Anula Ranke a relação que tem com a temporalidade, correspondente a percepção de que os eventos devem ser arregimentados em uma unidade e conectados como uma evolução entre eles. As fontes que Ranke utiliza, como memorais, anais e diários não dispõe os relatos dessa forma como organiza, não é uma reunião feita naturalmente. Estão banhados estes também no conceito de progresso, influenciados assim como os filósofos da história. Delimita aquele que é considerado o primeiro a exercer o ofício de historiador que o cerne da história moderna é o assunto que abordará, isto é, os germânicos e os românicos. Tenta administrar as fontes que possui como o centro do mundo e, por isso, o lugar no qual se pode construir uma história. Agora, continua acreditando em um desenvolvimento sempre ascendente do saber, mas em um saber mais relacionado a interesses políticos. A finalidade moral da Filosofia da História dá espaço para o aprimoramento de uma “raça” distinta. Com esse conceito racial, está relacionada à busca de uma origem de um povo que, no dezenove, está à procura de suas bases, desde bases lingüísticas até bases políticas. Leopold Von Ranke escreve sua História dos Povos Germânicos e Românicos, como deixa claro em seu Prefácio, para atender às necessidades da formação de uma Nação.

Assim como aponta Manoel Salgado Guimarães, a constituição de uma história está ligada diretamente à construção de um cidadão nacional. O discurso histórico rankiano ligado a uma argumentação dos porquês se faz necessária à constituição de uma Nação, legitimando por meio de métodos específicos e, com isso, organizando sistematicamente a memória partilhada por diversos indivíduos. A partir de uma concessão do presente, resgata um passado partilhado por um grupo de homens, transformando-as em um objeto de ensino para esses mesmos homens.

Em suma, tenta organizar Ranke um fio que possui origem, um nascimento dos povos Germânicos e Românicos, como uma experiência em si mesma, e tenta a estipular para que seja natural um futuro desdobramento dessa memória partilhada, um progresso: a Nação. A grande questão que se faz (que inclusive dá luz à importância da historiografia no texto de Salgado) é a naturalização das ferramentas do ofício do historiador, não percebendo que elas também são parte de uma construção humana, como a temporalidade, enxergada de uma maneira a sacralizar o passado para que ele influencie no futuro de um povo.

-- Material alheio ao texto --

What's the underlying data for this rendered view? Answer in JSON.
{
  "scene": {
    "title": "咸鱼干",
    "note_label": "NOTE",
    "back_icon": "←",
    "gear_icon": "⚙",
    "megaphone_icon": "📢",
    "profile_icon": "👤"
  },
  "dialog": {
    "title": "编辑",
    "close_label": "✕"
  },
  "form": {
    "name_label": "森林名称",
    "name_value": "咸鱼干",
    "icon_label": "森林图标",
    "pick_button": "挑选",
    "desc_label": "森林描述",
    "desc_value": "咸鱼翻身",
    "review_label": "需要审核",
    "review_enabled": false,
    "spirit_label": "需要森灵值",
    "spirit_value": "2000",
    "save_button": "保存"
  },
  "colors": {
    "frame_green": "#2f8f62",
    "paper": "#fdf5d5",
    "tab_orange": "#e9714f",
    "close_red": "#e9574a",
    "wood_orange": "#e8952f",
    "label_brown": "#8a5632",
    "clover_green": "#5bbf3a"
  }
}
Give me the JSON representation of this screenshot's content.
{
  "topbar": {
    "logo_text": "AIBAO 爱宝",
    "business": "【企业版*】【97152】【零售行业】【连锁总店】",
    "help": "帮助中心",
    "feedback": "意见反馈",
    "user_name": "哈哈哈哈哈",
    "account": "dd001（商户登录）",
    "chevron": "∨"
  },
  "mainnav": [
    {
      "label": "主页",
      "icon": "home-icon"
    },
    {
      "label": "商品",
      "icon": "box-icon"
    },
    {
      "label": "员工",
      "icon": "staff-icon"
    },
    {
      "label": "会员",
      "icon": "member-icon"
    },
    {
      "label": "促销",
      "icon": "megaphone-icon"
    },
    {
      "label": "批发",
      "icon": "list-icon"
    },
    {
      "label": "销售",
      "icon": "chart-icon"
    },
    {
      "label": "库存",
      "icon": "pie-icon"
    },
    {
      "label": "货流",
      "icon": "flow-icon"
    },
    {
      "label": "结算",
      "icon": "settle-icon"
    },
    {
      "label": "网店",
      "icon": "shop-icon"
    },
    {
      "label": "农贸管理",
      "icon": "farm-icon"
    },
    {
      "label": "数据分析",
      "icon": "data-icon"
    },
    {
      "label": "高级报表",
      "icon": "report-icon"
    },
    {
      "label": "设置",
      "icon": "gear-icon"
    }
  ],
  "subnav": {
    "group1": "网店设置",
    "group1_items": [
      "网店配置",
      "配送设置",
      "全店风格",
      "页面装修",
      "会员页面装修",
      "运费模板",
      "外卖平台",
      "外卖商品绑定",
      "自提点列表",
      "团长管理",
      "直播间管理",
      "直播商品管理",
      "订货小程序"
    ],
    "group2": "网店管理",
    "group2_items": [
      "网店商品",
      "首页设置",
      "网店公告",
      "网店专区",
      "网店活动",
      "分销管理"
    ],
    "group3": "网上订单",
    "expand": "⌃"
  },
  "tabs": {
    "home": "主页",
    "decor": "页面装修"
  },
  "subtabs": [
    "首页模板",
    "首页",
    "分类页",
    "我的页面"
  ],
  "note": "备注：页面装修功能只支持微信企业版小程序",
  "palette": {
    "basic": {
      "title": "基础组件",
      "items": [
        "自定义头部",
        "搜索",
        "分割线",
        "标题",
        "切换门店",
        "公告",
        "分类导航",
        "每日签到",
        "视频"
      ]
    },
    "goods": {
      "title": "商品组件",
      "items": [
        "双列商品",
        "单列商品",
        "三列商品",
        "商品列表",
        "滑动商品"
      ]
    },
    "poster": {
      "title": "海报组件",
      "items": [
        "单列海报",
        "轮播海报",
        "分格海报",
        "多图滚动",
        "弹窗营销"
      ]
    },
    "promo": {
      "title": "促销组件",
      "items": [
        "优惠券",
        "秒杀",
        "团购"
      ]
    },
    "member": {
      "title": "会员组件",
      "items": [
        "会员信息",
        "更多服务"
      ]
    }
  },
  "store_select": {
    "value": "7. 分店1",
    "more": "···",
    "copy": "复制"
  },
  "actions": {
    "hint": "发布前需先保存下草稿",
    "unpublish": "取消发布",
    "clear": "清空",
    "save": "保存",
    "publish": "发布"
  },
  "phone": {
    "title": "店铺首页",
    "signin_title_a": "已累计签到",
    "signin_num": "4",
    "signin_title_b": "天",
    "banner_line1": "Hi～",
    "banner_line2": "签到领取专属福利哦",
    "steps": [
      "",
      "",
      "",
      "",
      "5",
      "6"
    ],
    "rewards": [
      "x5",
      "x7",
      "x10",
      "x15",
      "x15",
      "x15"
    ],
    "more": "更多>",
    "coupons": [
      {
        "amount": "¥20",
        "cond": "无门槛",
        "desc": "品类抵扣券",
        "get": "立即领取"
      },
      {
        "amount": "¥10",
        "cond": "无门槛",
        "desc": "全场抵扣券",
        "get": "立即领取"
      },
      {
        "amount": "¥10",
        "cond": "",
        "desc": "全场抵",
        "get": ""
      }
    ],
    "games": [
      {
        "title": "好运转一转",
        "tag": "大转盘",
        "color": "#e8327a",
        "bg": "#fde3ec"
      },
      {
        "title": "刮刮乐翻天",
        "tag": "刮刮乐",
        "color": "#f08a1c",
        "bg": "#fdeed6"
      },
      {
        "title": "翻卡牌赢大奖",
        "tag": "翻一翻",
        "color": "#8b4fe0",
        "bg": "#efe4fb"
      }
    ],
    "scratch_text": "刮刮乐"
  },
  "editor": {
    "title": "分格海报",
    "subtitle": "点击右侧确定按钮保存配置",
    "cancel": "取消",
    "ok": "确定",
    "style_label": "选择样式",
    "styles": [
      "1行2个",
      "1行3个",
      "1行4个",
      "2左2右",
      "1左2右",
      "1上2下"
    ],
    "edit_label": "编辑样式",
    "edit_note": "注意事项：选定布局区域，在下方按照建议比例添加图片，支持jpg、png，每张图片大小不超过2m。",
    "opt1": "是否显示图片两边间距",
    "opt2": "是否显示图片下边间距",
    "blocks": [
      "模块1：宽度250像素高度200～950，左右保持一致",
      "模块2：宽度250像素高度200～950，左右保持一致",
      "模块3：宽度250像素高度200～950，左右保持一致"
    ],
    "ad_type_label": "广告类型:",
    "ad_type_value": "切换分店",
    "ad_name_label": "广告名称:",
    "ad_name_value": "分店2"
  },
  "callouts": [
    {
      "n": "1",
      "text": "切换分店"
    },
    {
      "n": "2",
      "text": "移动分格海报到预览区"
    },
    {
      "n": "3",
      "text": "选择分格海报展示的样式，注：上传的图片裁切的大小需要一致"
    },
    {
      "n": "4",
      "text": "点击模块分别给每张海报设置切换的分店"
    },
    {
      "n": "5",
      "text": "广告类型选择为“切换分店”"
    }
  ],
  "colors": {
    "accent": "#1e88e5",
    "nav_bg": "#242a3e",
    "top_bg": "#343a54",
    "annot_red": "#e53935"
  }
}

Neste pequeno texto, tentou-se investigar as relações de Tucídides e Ranke com o tempo, seus objetos de estudo e seus desdobramentos para aspectos importantes no que tange o estudo historiográfico, como a memória, a predominância da aprendizagem, entre outras coisas. É imprescindível ressaltar que não se buscou fazer uma evolução dos termos historiográficos, mas sim ressaltar os desdobramentos e contribuições dos vários regimes temporais, preponderantes para que se tenha hoje consciência do posicionamento como historiadores e das armadilhas e soluções para uma boa escrita da história.